In the chart below you see the CPU usage of my raspberry pi device running the balenaOS.
So it reports an almost constant “user CPU” percentage of 35%.
So why is this process using so much CPU and can this be fixed ?
FYI I think this issue started when I activated the monitoring of the containers in my telegraf container (see section [[inputs.docker]] of my telegraf.conf)
I am kind of thinking out loud here… First it would be useful to confirm whether the issue is related to the telegraf container, as you’ve hinted. If you pause or stop the telegraf container and run the top command again on a terminal (I guess the per-process CPU usage you shared was produced by the top command), then does the CPU usage of balenad drop considerably?
I can imagine that if telegraf was asking balenad for a lot of system metrics quite often, then the CPU burden of gathering the data could fall heavily on balenad. If this was the case, then some tweaks in telegraf.conf might help. Just to see if it makes a difference, perhaps you could try changing interval = "10s" to interval = "60s" under the [agent] section of telegraf.conf. Maybe also try changing quiet = false to quiet = true, which could reduce expensive I/O.
Let us know what you find, and we’ll go from there!
Thanks for the feedback.
I have stopped the telegraf container and this didn’t make a difference:
the top command still showed an utilization of 30% for the balenad container (see screenshot below).
Note that I have also stopped all 8 containers and balenad process is still reporting 30%.
Oh, all containers stopped and balenad still uses 30% CPU? This should definitely not happen. For reference, I’m running 3 containers from this multicontainer-getting-started app on a Raspberry Pi 3, and balenad uses 0% CPU even while the containers are running:
You’re also running on a Raspberry Pi 3, right? Something I noticed in the output of your top command is that the RAM memory is fully utilised, whereas my output above shows that my Pi is using only a third of its 1GB. Could your 8 containers be using too much memory? Just a thought.
I suggest that you try playing with some of the following command lines on the Host OS terminal.
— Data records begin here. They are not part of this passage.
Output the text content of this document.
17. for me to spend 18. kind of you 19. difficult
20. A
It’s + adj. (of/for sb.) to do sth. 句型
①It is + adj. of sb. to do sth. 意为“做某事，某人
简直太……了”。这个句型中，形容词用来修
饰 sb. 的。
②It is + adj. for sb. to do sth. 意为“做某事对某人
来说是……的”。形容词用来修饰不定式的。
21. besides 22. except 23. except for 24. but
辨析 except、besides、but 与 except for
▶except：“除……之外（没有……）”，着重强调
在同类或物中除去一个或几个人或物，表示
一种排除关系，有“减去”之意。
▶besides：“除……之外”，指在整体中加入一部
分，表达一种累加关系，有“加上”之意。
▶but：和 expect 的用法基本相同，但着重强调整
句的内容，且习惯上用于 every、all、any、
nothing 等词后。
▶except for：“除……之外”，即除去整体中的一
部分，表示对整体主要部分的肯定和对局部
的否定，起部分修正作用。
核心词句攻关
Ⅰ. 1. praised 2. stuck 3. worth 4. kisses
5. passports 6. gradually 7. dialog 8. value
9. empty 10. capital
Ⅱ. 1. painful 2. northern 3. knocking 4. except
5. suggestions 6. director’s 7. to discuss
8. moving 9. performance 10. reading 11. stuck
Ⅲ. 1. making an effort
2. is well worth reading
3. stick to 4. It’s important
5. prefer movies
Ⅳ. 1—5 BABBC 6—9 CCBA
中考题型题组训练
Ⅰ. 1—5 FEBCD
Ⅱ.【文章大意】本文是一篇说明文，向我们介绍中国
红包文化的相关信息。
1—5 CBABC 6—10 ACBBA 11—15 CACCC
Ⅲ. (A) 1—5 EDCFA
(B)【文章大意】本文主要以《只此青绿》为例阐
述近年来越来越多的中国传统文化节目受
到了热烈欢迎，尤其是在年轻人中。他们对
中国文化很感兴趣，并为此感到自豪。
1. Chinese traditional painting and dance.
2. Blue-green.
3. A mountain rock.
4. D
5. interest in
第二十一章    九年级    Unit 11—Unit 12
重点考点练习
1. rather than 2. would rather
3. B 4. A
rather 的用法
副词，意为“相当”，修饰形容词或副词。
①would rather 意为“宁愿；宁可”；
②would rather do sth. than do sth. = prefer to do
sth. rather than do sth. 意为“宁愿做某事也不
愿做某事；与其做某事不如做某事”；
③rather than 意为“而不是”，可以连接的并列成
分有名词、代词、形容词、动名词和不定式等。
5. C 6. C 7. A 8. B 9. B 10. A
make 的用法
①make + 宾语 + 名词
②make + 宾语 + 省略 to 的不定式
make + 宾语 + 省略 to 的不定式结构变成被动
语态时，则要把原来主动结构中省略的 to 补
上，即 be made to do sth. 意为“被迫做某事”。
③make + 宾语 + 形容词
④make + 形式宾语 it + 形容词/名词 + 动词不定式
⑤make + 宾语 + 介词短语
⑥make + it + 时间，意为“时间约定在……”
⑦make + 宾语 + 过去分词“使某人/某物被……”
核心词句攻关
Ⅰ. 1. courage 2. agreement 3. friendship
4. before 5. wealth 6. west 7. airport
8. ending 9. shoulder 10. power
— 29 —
Run top after each of them to check how they’ve affected CPU usage:
balena ps - lists the running containers (including the balena supervisor).
balena stats - prints CPU, memory, network and disk usage for each container
systemctl stop resin-supervisor - this command stops the balena supervisor app, that runs in its own container. The supervisor is responsible for automatically starting and stopping your app containers as controlled through the web dashboard. The reason for manually stopping it is to prevent it from automatically restarting the app containers that the following commands will stop.
balena stop $(balena ps -aq) - stops all containers, after which balena ps should show an empty list. (Run systemctl stop resin-supervisor before running this.) Check what top says after running this command.
systemctl stop balena - this stops the balena engine itself, the daemon that executes the balena commands like balena ps. After running this command, even balena ps will fail to run. Run top after running this command. Surely the CPU usage will have dropped!
systemctl start balena - start the balena daemon again. Run top after running this command.
systemctl start resin-supervisor - this starts the balena supervisor again. After a few seconds, the supervisor will automatically start your app containers as controlled by the web dashboard. Run balena ps, balena stats and top after running this command.
If your app can partially function with only a subset of those 8 containers, try starting only that minimal subset to see if memory usage and CPU are reduced. The CPU usage may have nothing to do with memory usage, but the findings may help with the investigation.
I did some more deployments (also increased the GPU memory and even added an additional container) recently and with one of those deployments the problem all of sudden disappeared. Here below you see the TOP output I executed this morning.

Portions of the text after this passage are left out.